The goal is to learn a compressed representation of each disk image and reconstruct it with high fidelity. The model must provide access to the latent space for further morphological or scientific interpretation.
- Train an autoencoder to output reconstructed versions of disk images.
- Ensure the latent space is accessible and meaningful.
- Evaluate performance both quantitatively and qualitatively.
- Build an end-to-end pipeline that can perform inference on new data.
The model used is a custom convolutional autoencoder implemented in PyTorch. The encoder compresses each image into a latent vector, and the decoder reconstructs the original image. The architecture is simple yet effective for capturing disk morphology and features like gaps, rings, and spiral arms.
- Convolutional layers for encoding and decoding.
- ReLU activations, followed by Sigmoid at the output.
- Trained for 30 epochs using the Adam optimizer.

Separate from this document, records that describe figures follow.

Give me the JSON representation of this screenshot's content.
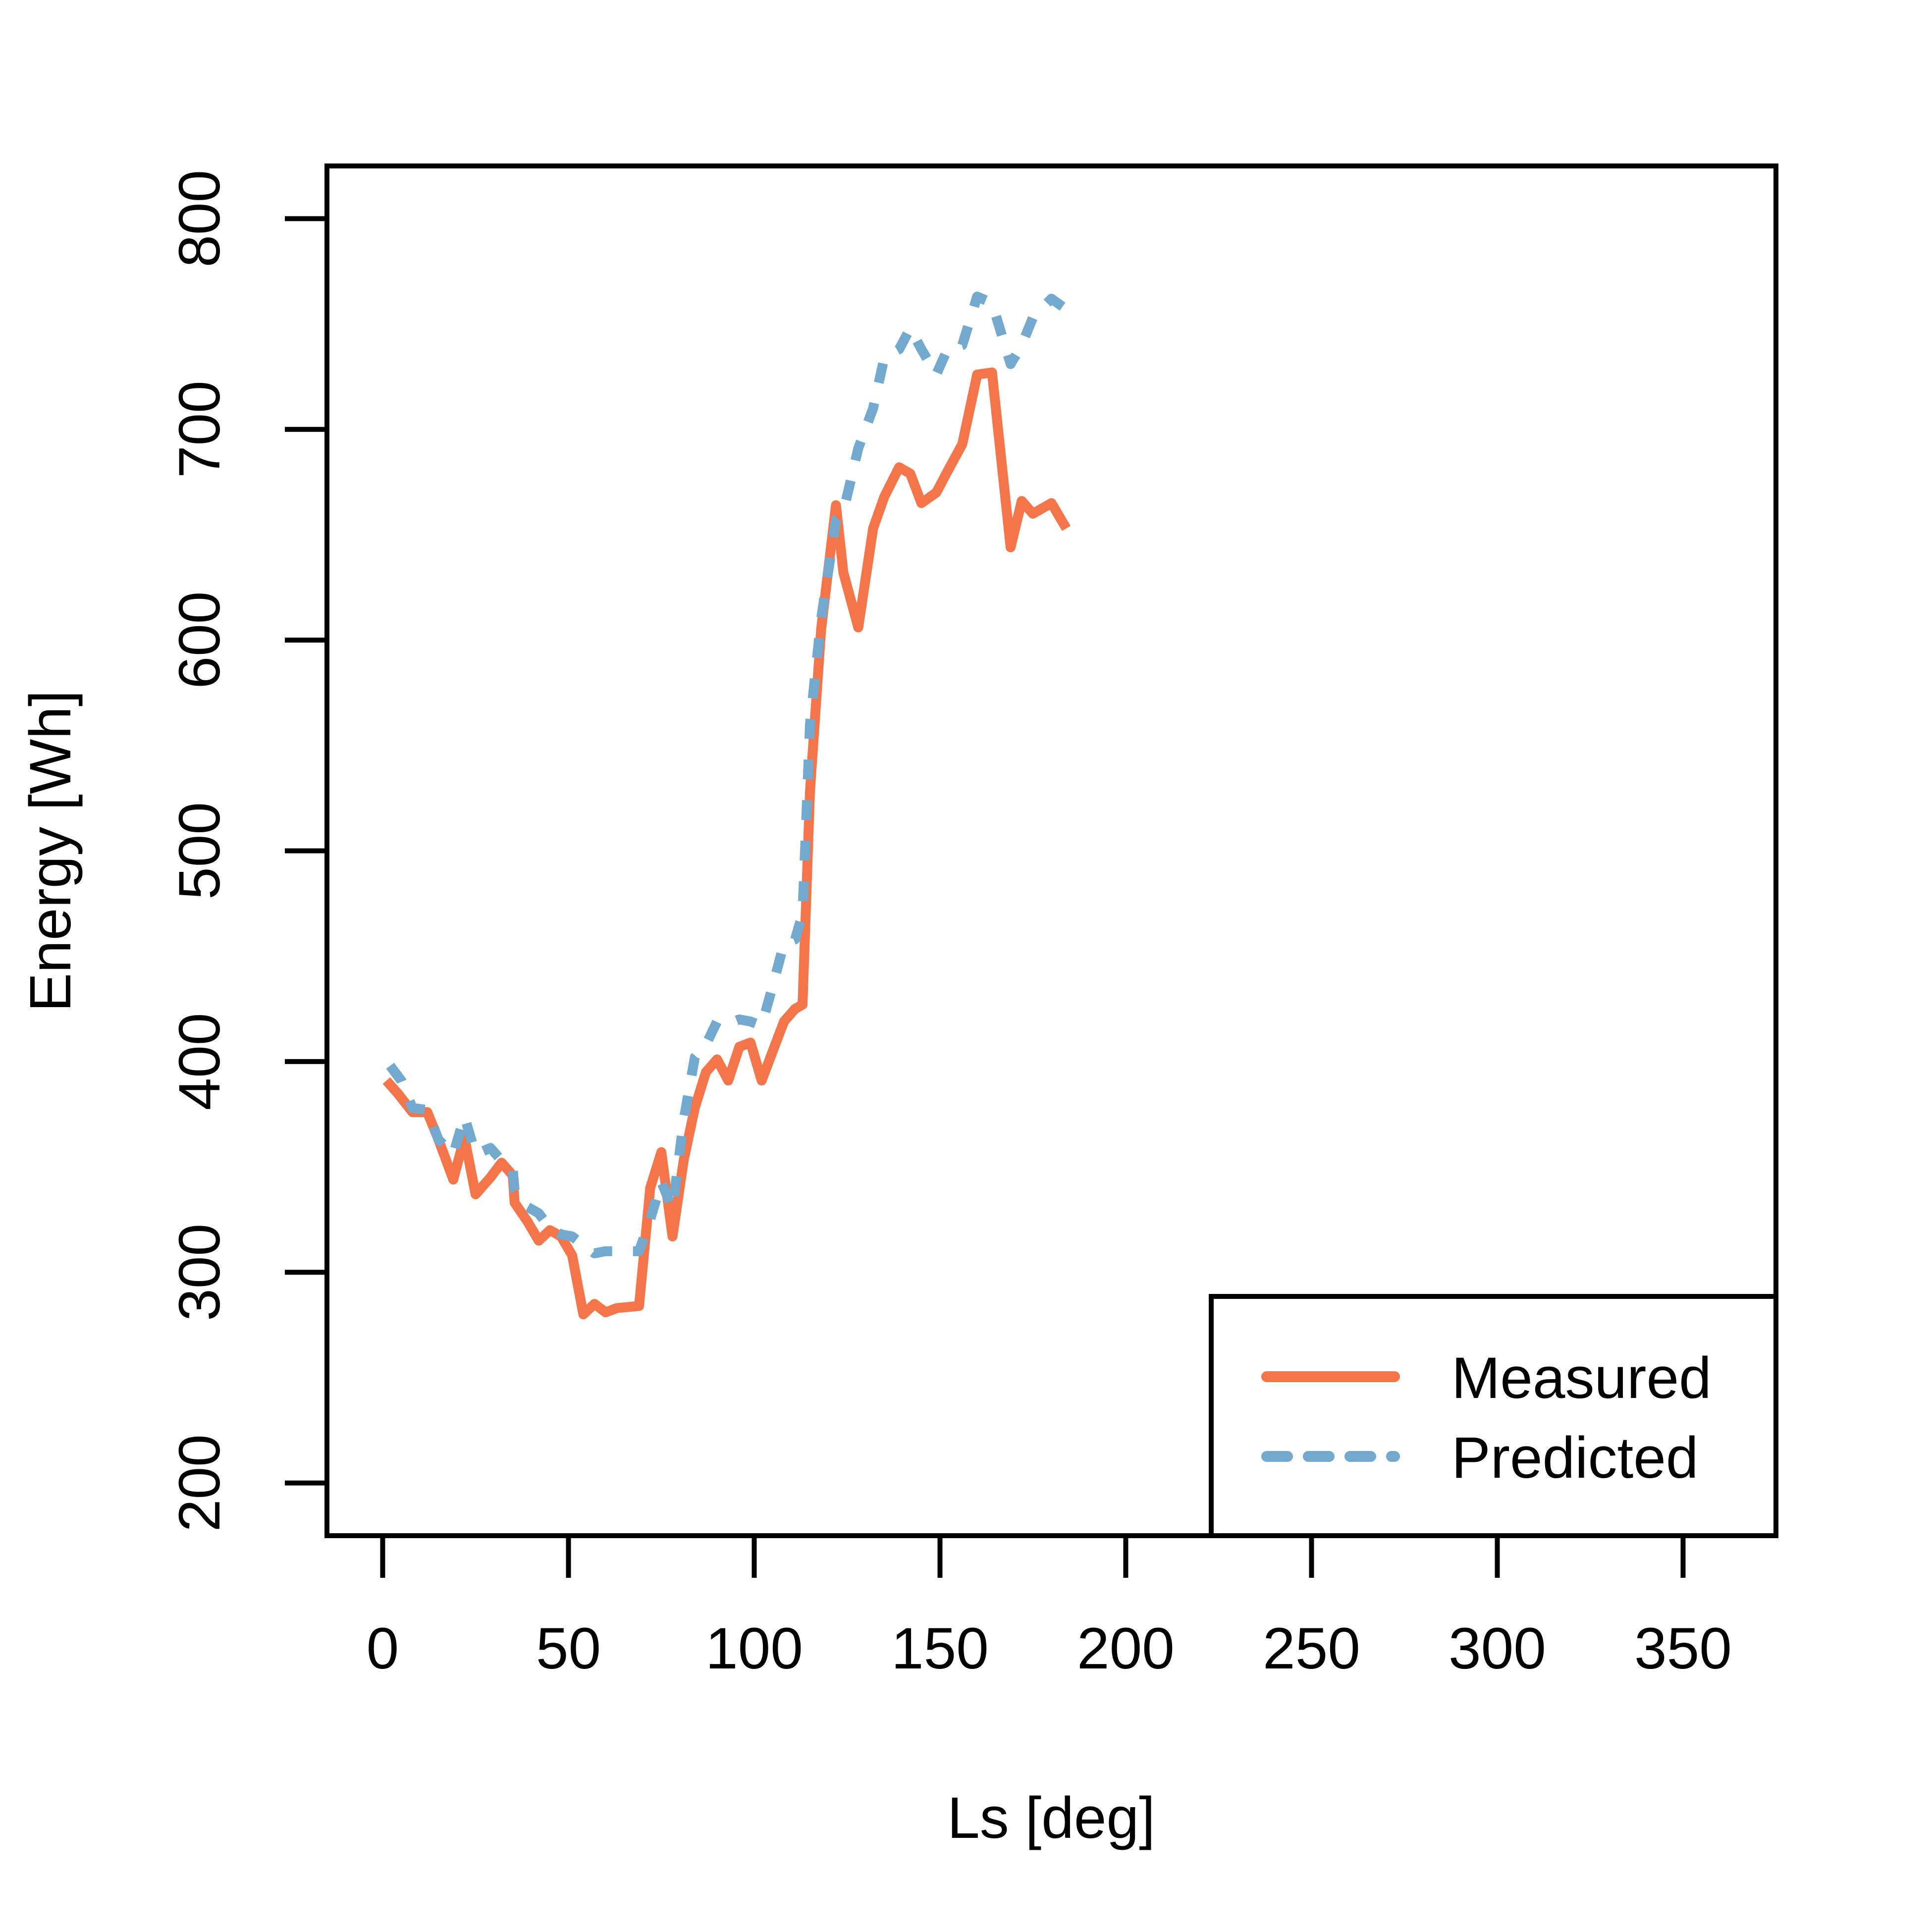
{
  "chart_data": {
    "type": "line",
    "title": "",
    "xlabel": "Ls [deg]",
    "ylabel": "Energy [Wh]",
    "xlim": [
      -15,
      375
    ],
    "ylim": [
      175,
      825
    ],
    "x_ticks": [
      0,
      50,
      100,
      150,
      200,
      250,
      300,
      350
    ],
    "x_tick_labels": [
      "0",
      "50",
      "100",
      "150",
      "200",
      "250",
      "300",
      "350"
    ],
    "y_ticks": [
      200,
      300,
      400,
      500,
      600,
      700,
      800
    ],
    "y_tick_labels": [
      "200",
      "300",
      "400",
      "500",
      "600",
      "700",
      "800"
    ],
    "grid": false,
    "legend_position": "bottom-right",
    "series": [
      {
        "name": "Measured",
        "style": "solid",
        "color": "#F4754A",
        "points": [
          [
            1,
            391
          ],
          [
            4,
            385
          ],
          [
            8,
            376
          ],
          [
            12,
            376
          ],
          [
            15,
            363
          ],
          [
            19,
            344
          ],
          [
            22,
            364
          ],
          [
            25,
            337
          ],
          [
            29,
            345
          ],
          [
            32,
            352
          ],
          [
            35,
            346
          ],
          [
            35.5,
            333
          ],
          [
            39,
            324
          ],
          [
            42,
            315
          ],
          [
            45,
            320
          ],
          [
            48,
            317
          ],
          [
            51,
            308
          ],
          [
            54,
            280
          ],
          [
            57,
            285
          ],
          [
            60,
            281
          ],
          [
            63,
            283
          ],
          [
            69,
            284
          ],
          [
            72,
            340
          ],
          [
            75,
            357
          ],
          [
            78,
            317
          ],
          [
            81,
            353
          ],
          [
            84,
            378
          ],
          [
            87,
            395
          ],
          [
            90,
            401
          ],
          [
            93,
            391
          ],
          [
            96,
            407
          ],
          [
            99,
            409
          ],
          [
            102,
            391
          ],
          [
            105,
            405
          ],
          [
            108,
            419
          ],
          [
            111,
            425
          ],
          [
            113,
            427
          ],
          [
            115,
            528
          ],
          [
            118,
            605
          ],
          [
            122,
            664
          ],
          [
            124,
            632
          ],
          [
            128,
            606
          ],
          [
            132,
            653
          ],
          [
            135,
            668
          ],
          [
            139,
            682
          ],
          [
            142,
            679
          ],
          [
            145,
            665
          ],
          [
            149,
            670
          ],
          [
            152,
            680
          ],
          [
            156,
            693
          ],
          [
            160,
            726
          ],
          [
            164,
            727
          ],
          [
            169,
            644
          ],
          [
            172,
            666
          ],
          [
            175,
            660
          ],
          [
            180,
            665
          ],
          [
            184,
            653
          ]
        ]
      },
      {
        "name": "Predicted",
        "style": "dashed",
        "color": "#74A9CF",
        "points": [
          [
            2,
            398
          ],
          [
            5,
            391
          ],
          [
            8,
            378
          ],
          [
            12,
            377
          ],
          [
            15,
            363
          ],
          [
            19,
            356
          ],
          [
            22,
            374
          ],
          [
            25,
            356
          ],
          [
            29,
            359
          ],
          [
            32,
            353
          ],
          [
            35,
            349
          ],
          [
            35.5,
            339
          ],
          [
            39,
            331
          ],
          [
            42,
            328
          ],
          [
            45,
            321
          ],
          [
            48,
            318
          ],
          [
            51,
            317
          ],
          [
            54,
            313
          ],
          [
            57,
            309
          ],
          [
            60,
            310
          ],
          [
            63,
            310
          ],
          [
            69,
            310
          ],
          [
            72,
            325
          ],
          [
            75,
            343
          ],
          [
            78,
            330
          ],
          [
            81,
            372
          ],
          [
            84,
            402
          ],
          [
            87,
            408
          ],
          [
            90,
            419
          ],
          [
            93,
            418
          ],
          [
            96,
            420
          ],
          [
            99,
            419
          ],
          [
            102,
            417
          ],
          [
            105,
            436
          ],
          [
            108,
            456
          ],
          [
            111,
            458
          ],
          [
            113,
            470
          ],
          [
            115,
            560
          ],
          [
            118,
            610
          ],
          [
            122,
            657
          ],
          [
            124,
            661
          ],
          [
            128,
            691
          ],
          [
            132,
            710
          ],
          [
            135,
            734
          ],
          [
            139,
            738
          ],
          [
            142,
            748
          ],
          [
            145,
            738
          ],
          [
            149,
            726
          ],
          [
            152,
            738
          ],
          [
            156,
            740
          ],
          [
            160,
            763
          ],
          [
            164,
            760
          ],
          [
            169,
            731
          ],
          [
            172,
            740
          ],
          [
            175,
            753
          ],
          [
            180,
            762
          ],
          [
            184,
            757
          ]
        ]
      }
    ]
  }
}
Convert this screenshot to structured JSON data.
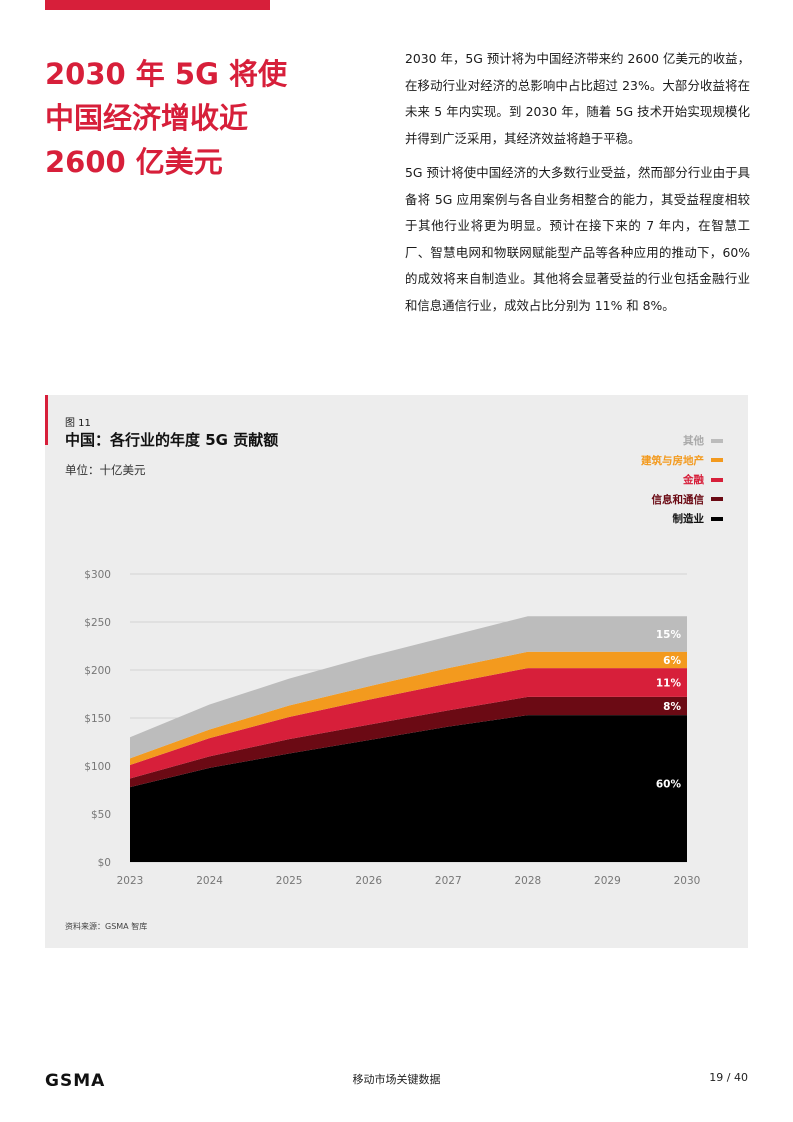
{
  "headline": {
    "line1": "2030 年 5G 将使",
    "line2": "中国经济增收近",
    "line3": "2600 亿美元"
  },
  "body": {
    "p1": "2030 年，5G 预计将为中国经济带来约 2600 亿美元的收益，在移动行业对经济的总影响中占比超过 23%。大部分收益将在未来 5 年内实现。到 2030 年，随着 5G 技术开始实现规模化并得到广泛采用，其经济效益将趋于平稳。",
    "p2": "5G 预计将使中国经济的大多数行业受益，然而部分行业由于具备将 5G 应用案例与各自业务相整合的能力，其受益程度相较于其他行业将更为明显。预计在接下来的 7 年内，在智慧工厂、智慧电网和物联网赋能型产品等各种应用的推动下，60% 的成效将来自制造业。其他将会显著受益的行业包括金融行业和信息通信行业，成效占比分别为 11% 和 8%。"
  },
  "figure": {
    "label": "图 11",
    "title": "中国：各行业的年度 5G 贡献额",
    "unit": "单位：十亿美元",
    "source": "资料来源：GSMA 智库"
  },
  "chart_data": {
    "type": "area",
    "stacked": true,
    "x": [
      2023,
      2024,
      2025,
      2026,
      2027,
      2028,
      2029,
      2030
    ],
    "ylim": [
      0,
      300
    ],
    "yticks": [
      0,
      50,
      100,
      150,
      200,
      250,
      300
    ],
    "ytick_labels": [
      "$0",
      "$50",
      "$100",
      "$150",
      "$200",
      "$250",
      "$300"
    ],
    "grid": true,
    "legend_position": "top-right",
    "series": [
      {
        "name": "制造业",
        "color": "#000000",
        "values": [
          78,
          98,
          113,
          127,
          141,
          153,
          153,
          153
        ]
      },
      {
        "name": "信息和通信",
        "color": "#6b0a14",
        "values": [
          9,
          12,
          15,
          16,
          17,
          19,
          19,
          19
        ]
      },
      {
        "name": "金融",
        "color": "#d71f3a",
        "values": [
          14,
          19,
          23,
          26,
          28,
          30,
          30,
          30
        ]
      },
      {
        "name": "建筑与房地产",
        "color": "#f39a1e",
        "values": [
          7,
          9,
          12,
          14,
          16,
          17,
          17,
          17
        ]
      },
      {
        "name": "其他",
        "color": "#bcbcbc",
        "values": [
          22,
          26,
          28,
          31,
          33,
          37,
          37,
          37
        ]
      }
    ],
    "annotations": [
      {
        "series": "其他",
        "text": "15%"
      },
      {
        "series": "建筑与房地产",
        "text": "6%"
      },
      {
        "series": "金融",
        "text": "11%"
      },
      {
        "series": "信息和通信",
        "text": "8%"
      },
      {
        "series": "制造业",
        "text": "60%"
      }
    ]
  },
  "footer": {
    "logo": "GSMA",
    "center": "移动市场关键数据",
    "page": "19 / 40"
  }
}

- Achieves low reconstruction error and high MS-SSIM scores.
- Load and preprocess
.fits
images - Normalize and downsample to 128×128
- Train autoencoder using MSE loss
- Evaluate MS-SSIM after each epoch
- Visualize original vs. reconstructed images
- Access and inspect latent space
- Save trained model to
.pth
format
Autoencoder Model: autoencoder.pth
Reconstructed Image Results: Reconstructed Images
The latent vector can be extracted using:
with torch.no_grad():
latent_vec = autoencoder.encode(input_tensor.to(device))